In 1978, Josh ran a walk through campaign as an independent for Monmouth County Freeholder. This campaign taught him that it is possible to influence policy even when running losing campaigns. The 1978 campaign brought cable television to Monmouth County.
In 1980, President Jimmy Carter conceded defeat before the polls in California had closed. As a result, the New York Times did not give the virtually complete returns on the Thursday or Friday after the election, as it had in prior years.
Out of curiosity, Josh wrote all 50 Secretaries of State plus the District of Columbia asking for the election results. The information that came back in the mail made me realize that the people's voice is being ignored in political analysis. This started him analyzing election results, the fruits of which are on the website.

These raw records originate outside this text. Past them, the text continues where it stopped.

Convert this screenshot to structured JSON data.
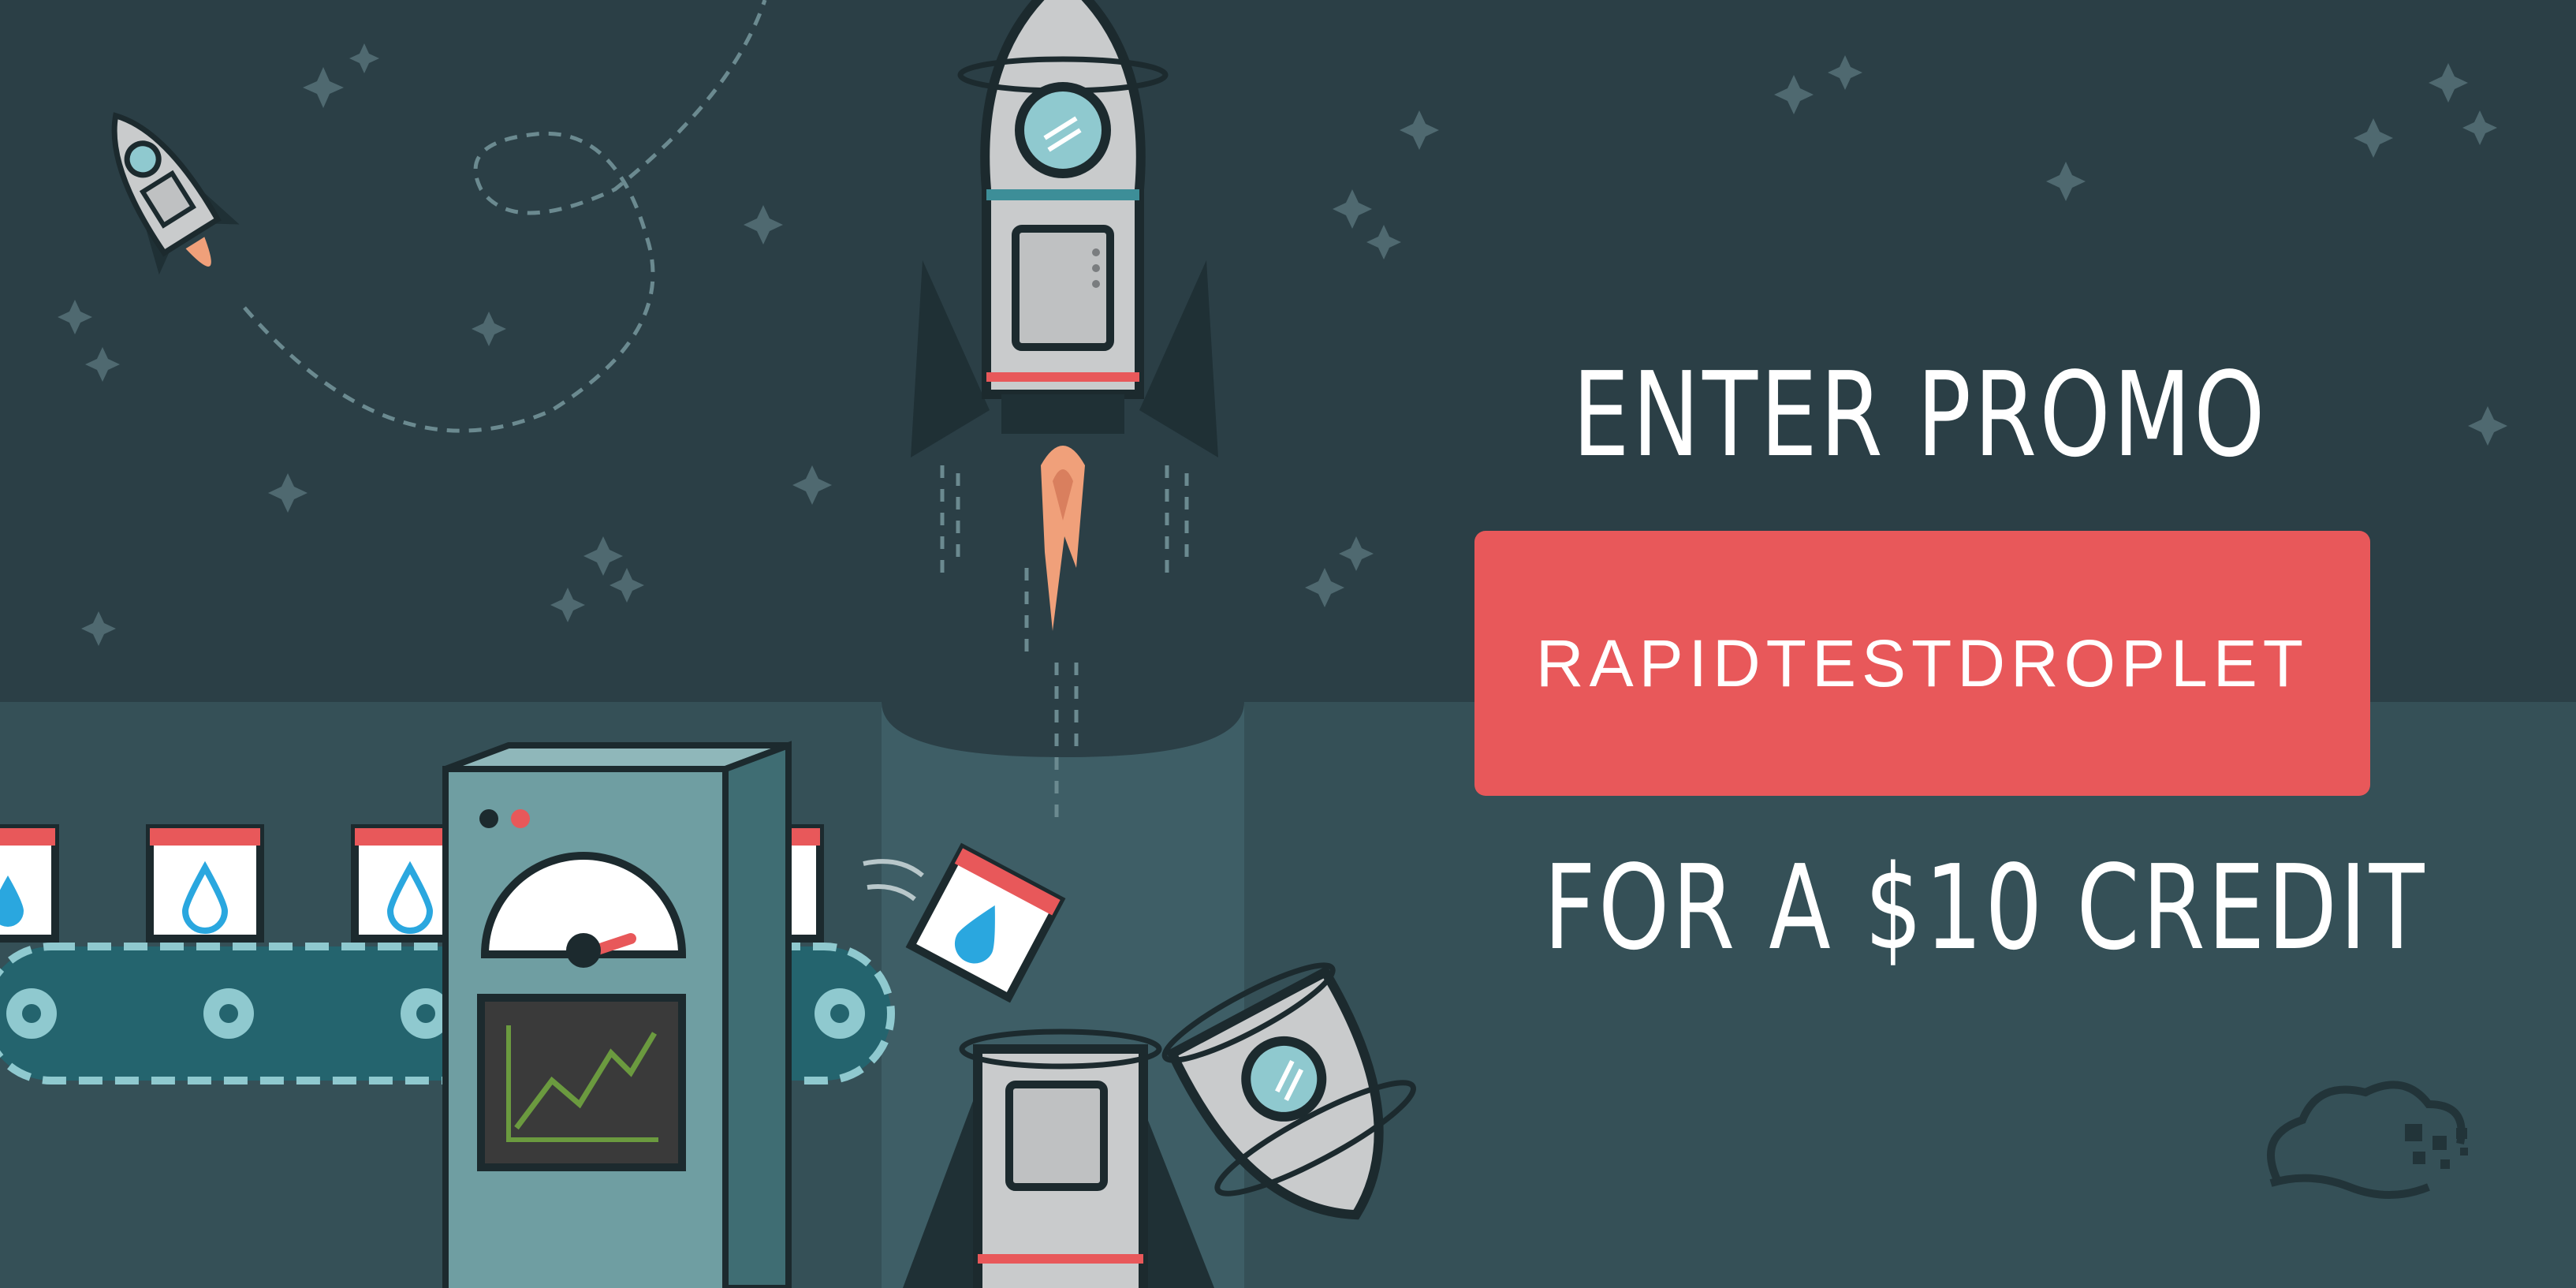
{
  "promo": {
    "heading": "ENTER PROMO",
    "code": "RAPIDTESTDROPLET",
    "footer": "FOR A $10 CREDIT"
  },
  "colors": {
    "background_dark": "#2b3f46",
    "background_lower": "#355057",
    "promo_box": "#e8585a",
    "machine": "#6f9ea2",
    "rocket_body": "#c9cbcc",
    "flame": "#f0a07a",
    "water_drop": "#2aa7df"
  },
  "icons": [
    "rocket-icon",
    "star-icon",
    "conveyor-belt",
    "gear-icon",
    "water-drop-icon",
    "gauge-icon",
    "chart-screen-icon",
    "cloud-logo-icon"
  ]
}
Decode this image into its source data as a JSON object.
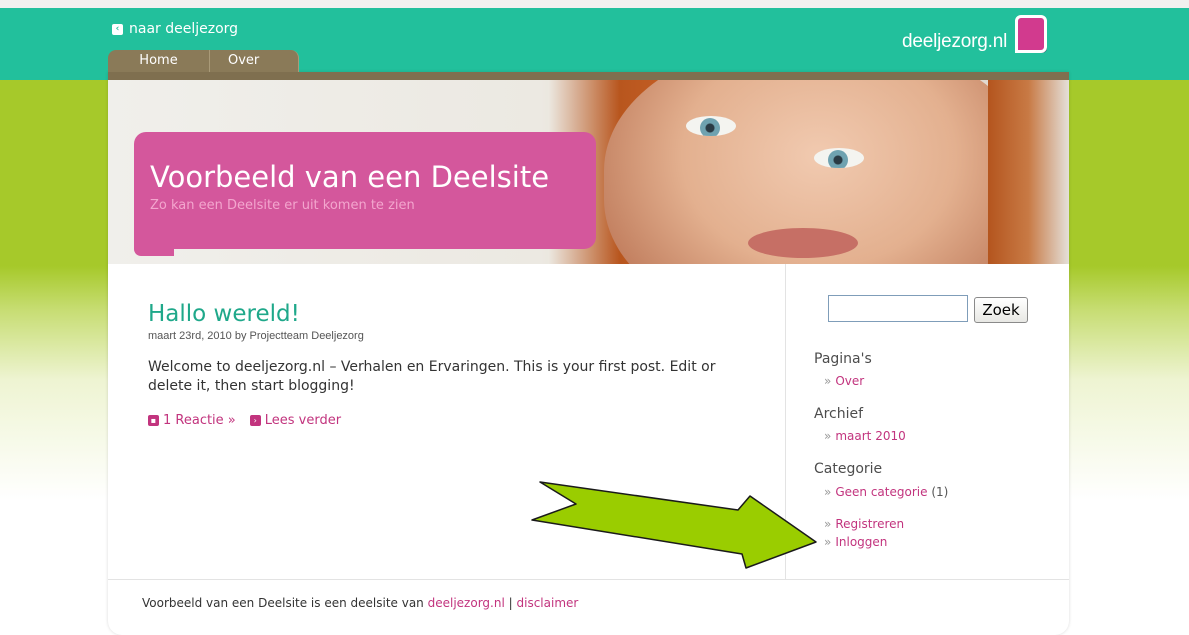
{
  "topbar": {
    "back_link": "naar deeljezorg",
    "logo_text": "deeljezorg.nl"
  },
  "nav": [
    {
      "label": "Home"
    },
    {
      "label": "Over"
    }
  ],
  "header": {
    "title": "Voorbeeld van een Deelsite",
    "subtitle": "Zo kan een Deelsite er uit komen te zien"
  },
  "post": {
    "title": "Hallo wereld!",
    "meta": "maart 23rd, 2010 by Projectteam Deeljezorg",
    "body": "Welcome to deeljezorg.nl – Verhalen en Ervaringen. This is your first post. Edit or delete it, then start blogging!",
    "comments_link": "1 Reactie »",
    "read_more_link": "Lees verder"
  },
  "sidebar": {
    "search_button": "Zoek",
    "search_value": "",
    "pages_title": "Pagina's",
    "pages_items": [
      "Over"
    ],
    "archive_title": "Archief",
    "archive_items": [
      "maart 2010"
    ],
    "category_title": "Categorie",
    "category_items": [
      {
        "label": "Geen categorie",
        "count": "(1)"
      }
    ],
    "meta_items": [
      "Registreren",
      "Inloggen"
    ],
    "bullet": "»"
  },
  "footer": {
    "text": "Voorbeeld van een Deelsite is een deelsite van",
    "link1": "deeljezorg.nl",
    "separator": "|",
    "link2": "disclaimer"
  },
  "colors": {
    "topbar": "#22c09c",
    "band": "#a6c92a",
    "accent_pink": "#d4579c",
    "link_pink": "#c2347e",
    "post_title": "#1fa88a",
    "arrow_fill": "#9acd00"
  },
  "icons": {
    "back": "chevron-left-icon",
    "comments": "comment-icon",
    "read_more": "arrow-right-icon",
    "annotation": "annotation-arrow"
  }
}
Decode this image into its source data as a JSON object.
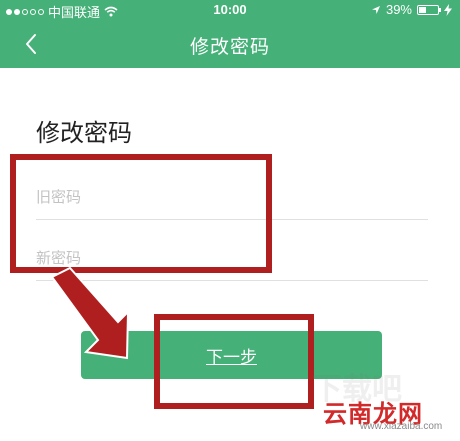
{
  "status_bar": {
    "carrier": "中国联通",
    "time": "10:00",
    "battery": "39%",
    "battery_level": 0.39,
    "signal_dots": [
      true,
      true,
      false,
      false,
      false
    ],
    "icons": [
      "wifi-icon",
      "location-arrow-icon",
      "charging-icon"
    ]
  },
  "nav": {
    "title": "修改密码",
    "back_icon": "chevron-left-icon"
  },
  "form": {
    "heading": "修改密码",
    "old_password_placeholder": "旧密码",
    "new_password_placeholder": "新密码",
    "next_label": "下一步"
  },
  "watermark": {
    "site": "云南龙网",
    "url": "www.xiazaiba.com"
  },
  "colors": {
    "brand_green": "#45b078",
    "annotation_red": "#b01f1f"
  }
}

Over the next twenty years, Josh ran for Freeholder, Council, Mayor, Assembly and State Senate; all the time on the same platform: a ferry to New York from the Bayshore, turning abandoned right of ways into bike paths, removing the asbestos ceiling in the Eastern Branch of the Monmouth County Library, a twelfth grade standard for high school graduation, a comprehensive usable mass transit system, a sidewalk, bus shelter and bench installation program and reducing school busing by asking the high school students to take transit buses.
In 1998, Josh moved to Princeton, New Jersey and in 2000 was elected to the Princeton Regional School Board. Josh served nine years on the board’s Finance Committee, two years as Chairman.
Josh taught fifth grade at the Jefferson School in Trenton during the 2004-2005 school year, and eleventh grade and AP English at the Health Sciences Technology High School in New Brunswick.
Most recently, Josh worked as a bus inspector for Coach Suburban Transit.